Bunda diserang gamang yang membadai. Dia tidak punya pilihan selain mencari kertas berisi alamat pria itu. Tapi, dia tidak menemukan kertas keramat itu di dalam almari pakaian lagi. Dia mengutuki kebodohan masa silam, sebab menolak lelaki baik hati itu. Akhirnya 'kertas sakti' itu pun ditemukannya di bawah tempat tidurnya.
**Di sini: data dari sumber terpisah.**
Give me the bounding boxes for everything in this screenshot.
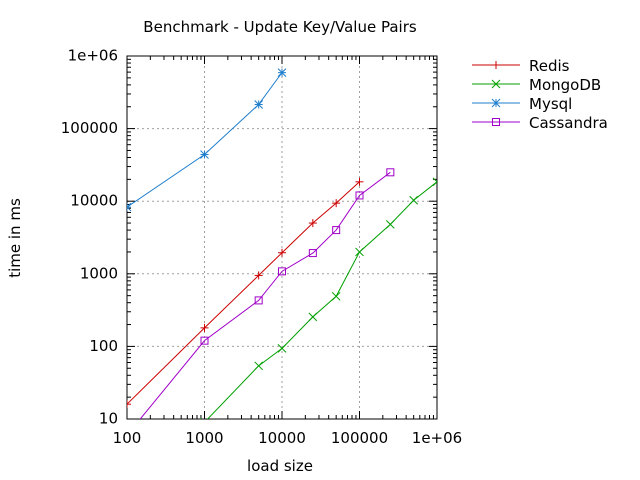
y-tick-label: 1000 xyxy=(80,264,118,282)
y-tick-label: 1e+06 xyxy=(68,47,118,65)
y-tick-labels: 10 100 1000 10000 100000 1e+06 xyxy=(61,47,118,428)
x-tick-label: 100 xyxy=(113,429,142,447)
plot-frame xyxy=(126,55,438,420)
legend-item-redis: Redis xyxy=(472,57,570,75)
data-point-redis xyxy=(200,323,209,332)
data-point-cassandra xyxy=(254,296,263,305)
legend-marker-mysql xyxy=(491,98,501,108)
data-point-redis xyxy=(254,271,263,280)
x-axis-label: load size xyxy=(247,457,313,475)
x-tick-label: 100000 xyxy=(331,429,388,447)
legend-label-cassandra: Cassandra xyxy=(529,114,608,132)
legend-marker-mongodb xyxy=(491,79,501,89)
legend-line-cassandra xyxy=(472,118,520,126)
legend-marker-cassandra xyxy=(492,118,500,126)
y-tick-label: 100000 xyxy=(61,119,118,137)
data-point-mongodb xyxy=(331,291,341,301)
data-point-mysql xyxy=(277,68,287,77)
series-redis xyxy=(127,177,364,409)
data-point-mysql xyxy=(254,100,264,109)
data-point-mongodb xyxy=(385,219,395,229)
data-point-cassandra xyxy=(332,226,341,235)
x-tick-label: 1000 xyxy=(185,429,223,447)
data-point-mongodb xyxy=(308,312,318,322)
legend-label-mysql: Mysql xyxy=(529,95,572,113)
legend-label-mongodb: MongoDB xyxy=(529,76,601,94)
y-tick-label: 100 xyxy=(89,337,118,355)
data-point-cassandra xyxy=(200,336,209,345)
data-point-redis xyxy=(332,199,341,208)
series-mysql xyxy=(127,68,287,212)
data-point-cassandra xyxy=(386,168,395,177)
data-point-mysql xyxy=(200,150,209,159)
legend-item-mongodb: MongoDB xyxy=(472,76,601,94)
data-point-mysql xyxy=(127,202,132,212)
series-layer xyxy=(127,68,437,419)
x-tick-labels: 100 1000 10000 100000 1e+06 xyxy=(113,429,463,447)
data-point-redis xyxy=(278,248,286,257)
series-line-redis xyxy=(127,181,360,405)
data-point-mongodb xyxy=(200,417,209,419)
series-line-mysql xyxy=(127,72,283,208)
data-point-mongodb xyxy=(254,361,264,371)
legend-item-mysql: Mysql xyxy=(472,95,572,113)
y-tick-label: 10000 xyxy=(70,192,118,210)
legend-line-redis xyxy=(472,61,520,69)
legend-line-mysql xyxy=(472,98,520,108)
x-tick-label: 1e+06 xyxy=(412,429,462,447)
y-tick-label: 10 xyxy=(99,410,118,428)
chart-title: Benchmark - Update Key/Value Pairs xyxy=(143,18,417,36)
series-cassandra xyxy=(139,168,395,419)
data-point-mongodb xyxy=(409,195,419,205)
data-point-cassandra xyxy=(355,191,364,200)
y-axis-label: time in ms xyxy=(6,198,24,278)
data-point-cassandra xyxy=(308,249,317,258)
series-mongodb xyxy=(200,177,437,419)
data-point-redis xyxy=(308,219,317,228)
series-line-cassandra xyxy=(139,171,391,419)
x-tick-label: 10000 xyxy=(258,429,306,447)
legend-label-redis: Redis xyxy=(529,57,570,75)
data-point-mongodb xyxy=(277,343,287,353)
data-point-mongodb xyxy=(432,177,437,187)
legend-item-cassandra: Cassandra xyxy=(472,114,608,132)
legend-marker-redis xyxy=(492,61,500,69)
data-point-redis xyxy=(127,400,131,409)
legend: Redis MongoDB Mysql Cassandra xyxy=(472,57,608,132)
grid-lines xyxy=(127,56,437,419)
data-point-redis xyxy=(355,177,364,186)
legend-line-mongodb xyxy=(472,79,520,89)
tick-marks xyxy=(126,55,438,420)
data-point-mongodb xyxy=(355,247,364,257)
series-line-mongodb xyxy=(206,181,437,419)
data-point-cassandra xyxy=(278,267,286,276)
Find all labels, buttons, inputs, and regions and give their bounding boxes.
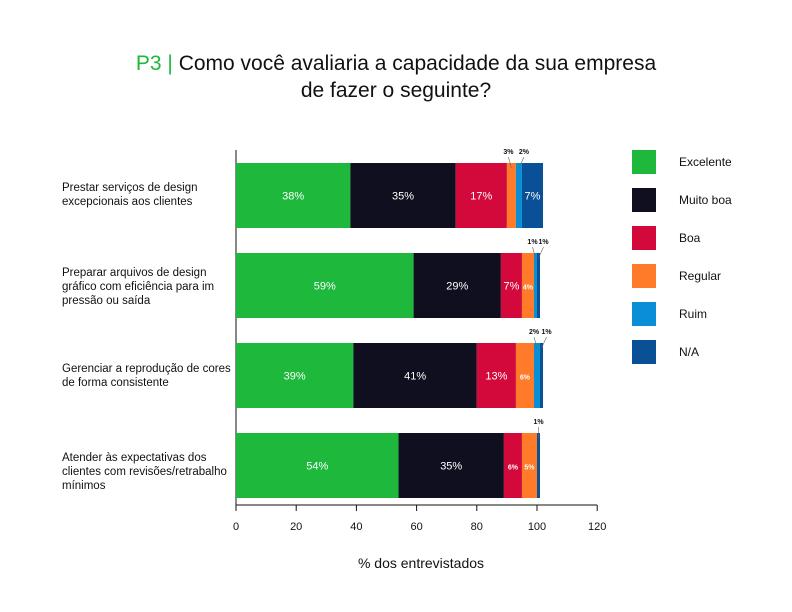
leader-line [533, 336, 538, 349]
data-label: 1% [533, 419, 544, 426]
data-label: 1% [538, 239, 549, 246]
data-label: 59% [314, 281, 336, 293]
leader-line [518, 156, 525, 169]
bar-segment [350, 163, 456, 228]
bar-segment [537, 433, 541, 498]
x-tick-label: 40 [350, 521, 362, 533]
legend-swatch [632, 150, 656, 174]
x-tick-label: 80 [471, 521, 483, 533]
leader-line [532, 246, 536, 259]
category-label: Preparar arquivos de design gráfico com … [62, 267, 215, 307]
bar-segment [455, 163, 507, 228]
bar-segment [521, 253, 534, 318]
bar-segment [540, 343, 544, 408]
x-tick-label: 120 [588, 521, 606, 533]
legend-swatch [632, 340, 656, 364]
x-tick-label: 20 [290, 521, 302, 533]
legend-swatch [632, 226, 656, 250]
bar-segment [398, 433, 504, 498]
bar-segment [236, 163, 351, 228]
chart-title: P3 | Como você avaliaria a capacidade da… [0, 50, 792, 104]
data-label: 7% [503, 281, 519, 293]
bar-segment [521, 433, 537, 498]
legend-swatch [632, 188, 656, 212]
x-tick-label: 0 [233, 521, 239, 533]
bar-segment [236, 433, 399, 498]
bar-segment [503, 433, 522, 498]
legend-swatch [632, 264, 656, 288]
category-label: Prestar serviços de design excepcionais … [62, 182, 198, 208]
data-label: 3% [503, 149, 514, 156]
legend-label: Regular [679, 269, 722, 283]
data-label: 6% [520, 375, 531, 382]
title-prefix: P3 | [135, 52, 173, 75]
x-axis-label: % dos entrevistados [357, 555, 485, 571]
data-label: 38% [282, 191, 304, 203]
bar-segment [236, 253, 414, 318]
legend-label: Boa [679, 231, 701, 245]
bar-segment [515, 343, 534, 408]
title-line2: de fazer o seguinte? [300, 79, 492, 102]
bar-segment [537, 253, 541, 318]
category-label: Atender às expectativas dos clientes com… [62, 452, 227, 492]
legend-label: Excelente [679, 155, 732, 169]
data-label: 2% [519, 149, 530, 156]
legend-label: Muito boa [679, 193, 732, 207]
data-label: 1% [541, 329, 552, 336]
x-tick-label: 60 [410, 521, 422, 533]
data-label: 13% [485, 371, 507, 383]
data-label: 41% [404, 371, 426, 383]
legend-swatch [632, 302, 656, 326]
bar-segment [413, 253, 501, 318]
bar-segment [533, 253, 537, 318]
bar-segment [476, 343, 516, 408]
title-line1: Como você avaliaria a capacidade da sua … [178, 52, 657, 75]
data-label: 29% [446, 281, 468, 293]
data-label: 4% [523, 285, 534, 292]
bar-segment [500, 253, 522, 318]
x-tick-label: 100 [528, 521, 546, 533]
data-label: 6% [508, 465, 519, 472]
data-label: 35% [392, 191, 414, 203]
data-label: 39% [284, 371, 306, 383]
data-label: 35% [440, 461, 462, 473]
bar-segment [506, 163, 516, 228]
legend-label: N/A [679, 345, 700, 359]
leader-line [538, 246, 544, 259]
bar-segment [521, 163, 544, 228]
bar-segment [533, 343, 541, 408]
category-label: Gerenciar a reprodução de cores de forma… [62, 363, 231, 389]
leader-line [541, 336, 547, 349]
data-label: 1% [527, 239, 538, 246]
data-label: 17% [470, 191, 492, 203]
data-label: 7% [525, 191, 541, 203]
data-label: 5% [524, 465, 535, 472]
bar-segment [236, 343, 354, 408]
data-label: 2% [529, 329, 540, 336]
leader-line [508, 156, 512, 169]
bar-segment [353, 343, 477, 408]
data-label: 54% [306, 461, 328, 473]
bar-segment [515, 163, 522, 228]
legend-label: Ruim [679, 307, 708, 321]
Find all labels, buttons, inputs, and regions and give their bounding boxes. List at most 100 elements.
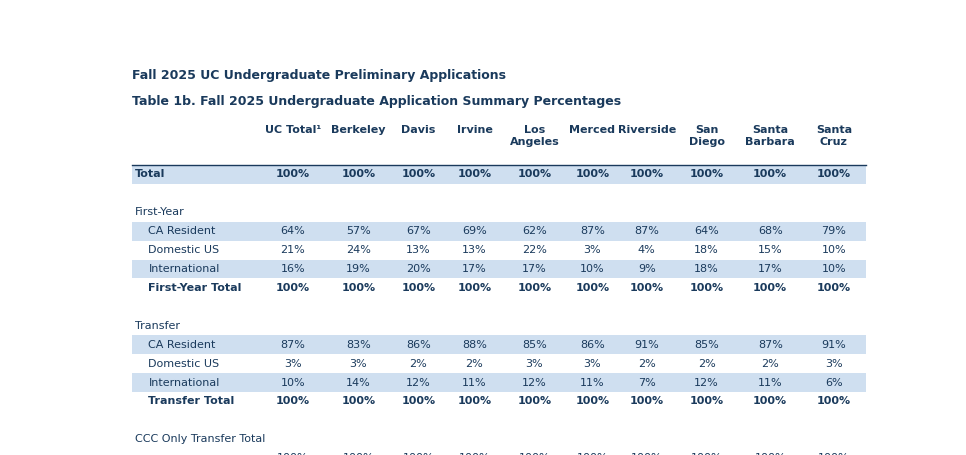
Text: 100%: 100% [276, 283, 310, 293]
Text: 100%: 100% [818, 453, 850, 455]
Text: 21%: 21% [280, 245, 305, 255]
Text: 100%: 100% [277, 453, 309, 455]
Text: 100%: 100% [577, 453, 609, 455]
Text: 22%: 22% [522, 245, 547, 255]
Text: 100%: 100% [753, 283, 787, 293]
Text: 87%: 87% [635, 226, 659, 236]
Text: UC Total¹: UC Total¹ [265, 125, 321, 135]
Text: 12%: 12% [406, 378, 431, 388]
Text: 87%: 87% [280, 340, 305, 350]
Text: 10%: 10% [581, 264, 605, 274]
Text: 14%: 14% [346, 378, 371, 388]
Text: 17%: 17% [758, 264, 782, 274]
Text: 91%: 91% [635, 340, 659, 350]
Text: 100%: 100% [343, 453, 374, 455]
Text: San
Diego: San Diego [689, 125, 724, 147]
Text: 17%: 17% [522, 264, 547, 274]
Text: 64%: 64% [695, 226, 719, 236]
Text: 2%: 2% [638, 359, 656, 369]
Text: Santa
Barbara: Santa Barbara [746, 125, 795, 147]
Text: First-Year Total: First-Year Total [149, 283, 242, 293]
Text: 12%: 12% [522, 378, 547, 388]
Bar [132, 165, 866, 184]
Text: 16%: 16% [281, 264, 305, 274]
Text: 11%: 11% [581, 378, 605, 388]
Text: 100%: 100% [401, 396, 436, 406]
Text: 10%: 10% [281, 378, 305, 388]
Text: 100%: 100% [518, 169, 552, 179]
Text: 15%: 15% [758, 245, 782, 255]
Text: 2%: 2% [697, 359, 716, 369]
Text: 100%: 100% [341, 169, 376, 179]
Text: 6%: 6% [825, 378, 842, 388]
Text: 67%: 67% [406, 226, 431, 236]
Text: Santa
Cruz: Santa Cruz [815, 125, 852, 147]
Text: 100%: 100% [576, 169, 610, 179]
Text: Domestic US: Domestic US [149, 359, 219, 369]
Text: 19%: 19% [346, 264, 371, 274]
Text: 10%: 10% [821, 245, 846, 255]
Bar [132, 335, 866, 354]
Text: Riverside: Riverside [617, 125, 676, 135]
Text: 11%: 11% [758, 378, 782, 388]
Text: 2%: 2% [466, 359, 483, 369]
Text: 100%: 100% [691, 453, 723, 455]
Text: 100%: 100% [276, 396, 310, 406]
Text: First-Year: First-Year [135, 207, 185, 217]
Text: 3%: 3% [350, 359, 367, 369]
Text: 20%: 20% [406, 264, 431, 274]
Text: International: International [149, 378, 220, 388]
Text: Domestic US: Domestic US [149, 245, 219, 255]
Text: International: International [149, 264, 220, 274]
Text: 3%: 3% [583, 359, 601, 369]
Text: 57%: 57% [346, 226, 371, 236]
Text: 11%: 11% [462, 378, 487, 388]
Text: 100%: 100% [576, 283, 610, 293]
Text: 12%: 12% [695, 378, 719, 388]
Text: 64%: 64% [280, 226, 305, 236]
Text: 87%: 87% [580, 226, 605, 236]
Text: CCC Only Transfer Total: CCC Only Transfer Total [135, 434, 266, 444]
Text: 100%: 100% [690, 283, 724, 293]
Text: 3%: 3% [583, 245, 601, 255]
Text: 100%: 100% [817, 169, 851, 179]
Text: 100%: 100% [753, 169, 787, 179]
Text: 10%: 10% [821, 264, 846, 274]
Text: 100%: 100% [276, 169, 310, 179]
Text: 88%: 88% [462, 340, 487, 350]
Text: 85%: 85% [522, 340, 547, 350]
Text: 100%: 100% [341, 283, 376, 293]
Text: 91%: 91% [821, 340, 846, 350]
Text: 100%: 100% [403, 453, 434, 455]
Text: 100%: 100% [518, 283, 552, 293]
Text: Los
Angeles: Los Angeles [509, 125, 559, 147]
Text: 69%: 69% [462, 226, 487, 236]
Text: Irvine: Irvine [457, 125, 493, 135]
Text: Berkeley: Berkeley [331, 125, 385, 135]
Text: 79%: 79% [821, 226, 846, 236]
Text: Davis: Davis [401, 125, 436, 135]
Text: 18%: 18% [695, 264, 719, 274]
Text: 3%: 3% [526, 359, 543, 369]
Text: 85%: 85% [695, 340, 719, 350]
Text: 100%: 100% [401, 169, 436, 179]
Text: Transfer: Transfer [135, 321, 180, 331]
Text: 4%: 4% [638, 245, 656, 255]
Text: Fall 2025 UC Undergraduate Preliminary Applications: Fall 2025 UC Undergraduate Preliminary A… [132, 69, 506, 81]
Text: 24%: 24% [346, 245, 371, 255]
Text: 100%: 100% [817, 396, 851, 406]
Text: 68%: 68% [758, 226, 782, 236]
Text: 86%: 86% [406, 340, 431, 350]
Text: 100%: 100% [754, 453, 786, 455]
Text: CA Resident: CA Resident [149, 226, 215, 236]
Text: Merced: Merced [569, 125, 615, 135]
Bar [132, 222, 866, 241]
Text: 18%: 18% [695, 245, 719, 255]
Text: 100%: 100% [576, 396, 610, 406]
Text: 100%: 100% [401, 283, 436, 293]
Text: 87%: 87% [757, 340, 782, 350]
Text: 62%: 62% [522, 226, 547, 236]
Bar [132, 259, 866, 278]
Text: 100%: 100% [690, 396, 724, 406]
Text: 3%: 3% [825, 359, 842, 369]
Bunda berlutut di hadapan putrinya ketika akan pergi. Wajah Dinda tidak girang. Hanya pucat yang merona pada parasnya. Bunda terisak, dan menyeka air matanya sendiri.

Lalu Bunda kenakan pakaian terbaik yang dia miliki. Bibirnya dipoles merah menyala. Sebuah angkutan umum lantas membawanya ke suatu tempat, setelah menitipkan Dinda pada salah satu tetangga baiknya.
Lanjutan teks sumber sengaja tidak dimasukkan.